I’ve been in IT for sometime, in fact I’ve worked with people younger than I’ve been in IT. I remember the dawn on the Personal Computer when a PC didn’t just mean an IBM clone or it’s later siblings, but a PC could mean one of dozens of different and totally incompatible computers.
Somewhere back then people started working on the idea of actually talking to a computer and it doing what you asked. Early systems of speech-recognition meant hours of training both user and computer software how to ‘converse’ with one another. Speech synthesis for the computer to ‘talk’ back was even further down the line.
Trouble is us humans are still way better at communication and understanding dialects and accents. For the last few years I’ve been an Android phone user, and currently use a Sony phone. I also own and use an iPad and a PC – so I actually can use, talk and shout in frustration at the three main culprits.

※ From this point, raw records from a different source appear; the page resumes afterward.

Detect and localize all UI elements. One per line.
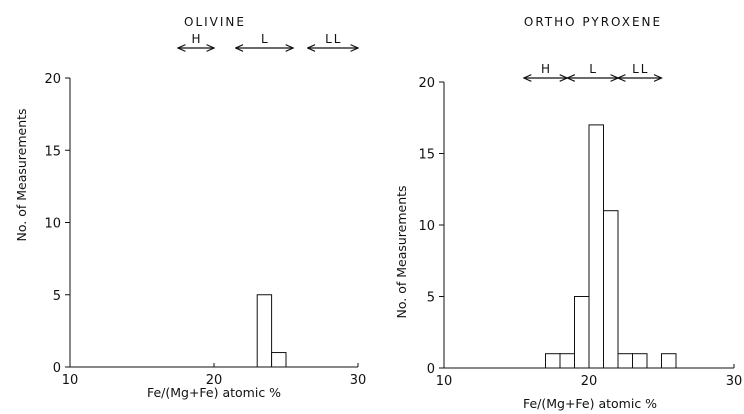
x-axis-label: Fe/(Mg+Fe) atomic % [523,396,657,411]
y-tick-label: 10 [418,219,435,234]
chart-title: ORTHO PYROXENE [524,15,662,29]
range-label: L [589,62,598,76]
y-tick-label: 0 [53,361,61,376]
x-tick-label: 10 [62,373,79,388]
range-markers: H L LL [178,32,358,48]
range-label: LL [632,62,649,76]
histogram-bar [559,353,575,369]
histogram-bar [661,353,677,369]
y-axis-label: No. of Measurements [14,108,29,241]
x-tick-label: 30 [350,373,367,388]
range-label: H [541,62,552,76]
bars [256,294,287,368]
y-tick-label: 5 [427,291,435,306]
x-ticks: 10 20 30 [62,363,367,388]
x-tick-label: 10 [436,374,453,389]
y-ticks: 0 5 10 15 20 [44,72,70,376]
y-tick-label: 15 [418,148,435,163]
range-label: H [191,32,202,46]
y-tick-label: 15 [44,144,61,159]
histogram-bar [632,353,648,369]
y-axis-label: No. of Measurements [394,185,409,318]
range-markers: H L LL [524,62,662,78]
x-tick-label: 30 [726,374,743,389]
histogram-bar [271,352,287,368]
histogram-bar [545,353,561,369]
y-tick-label: 20 [418,76,435,91]
range-label: L [261,32,270,46]
x-tick-label: 20 [206,373,223,388]
y-tick-label: 5 [53,289,61,304]
x-ticks: 10 20 30 [436,364,743,389]
histogram-bar [256,294,273,368]
y-tick-label: 20 [44,72,61,87]
y-ticks: 0 5 10 15 20 [418,76,444,377]
histogram-bar [603,210,619,369]
histogram-bar [574,296,590,369]
bars [545,124,677,369]
histogram-bar [617,353,633,369]
histogram-bar [588,124,604,369]
range-label: LL [325,32,342,46]
y-tick-label: 0 [427,362,435,377]
chart-title: OLIVINE [184,15,246,29]
x-tick-label: 20 [581,374,598,389]
y-tick-label: 10 [44,217,61,232]
x-axis-label: Fe/(Mg+Fe) atomic % [147,385,281,400]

Lets start by saying that I’ve not done ANY pre-training of the systems to recognize my voice. A simple “Text Nesta” command was use to hopefully send a text to a Welsh friend in all of the above cases, followed if it gets that far by dictation of the actual text.
Google Voice is built into Android and works by sending your speech to a bunch of servers in the cloud which then analyses and translates it. Partly using linguistic rules but mostly by engineering and computational analysis against by analyzing impossibly huge stashes of information or previously gained voice snippets from other users and recordings.
The result is quite good. It will happily send a text for me to the right person.
Siri on the other hand doesn’t like me…. I’ve spent ages trying to get it to do the odd command, and after the last IOS update when I had the chance I disabled Siri.
Cortana on my PC was even more frustrating, now given that my PC is a Workstation with twin hex core processors, 48Gb of RAM and 100mb plus connection to the web I was expecting it to at least equal Google’s system.
Now, on the other hand I’ve seen people have different results with Cortana on their phones so it could be down to an issue with the Windows 10 implementation or the HP hardware I’m using or the Logitech desktop mike…
You might think that it’s unfair to compare a simple command to send a SMS to the right person and leave it at that. After all my phone had all my contacts in it, but if I typed the command into Cortana’s command line it worked, with my phone sending the text (my phone was paired with my PC on Bluetooth). Both Siri and Cortana fared better with a different contact name, but for the time being only my phone could also manage to set a timer, book an appointment, give me weather, or route me home. It was after all hardly a scientific test. But, in this case that’s the point, speech-recognition is meant to be just that, and not hours of training and carefully phrased words to get it to work.
It’s not all sunshine on the Android phone however. Asking it to “Play something by the Rolling Stones”, ended up with it playing “Like a Rolling Stone” by Bob Dylan…. Oh well!
It would seem the idea of Artificial Intelligence and HAL, are still some way off, but if my name was Dave, I’m quite sure at the moment the “I’m sorry Dave, I can’t do that” should be in the responses as a default reply a lot of the time.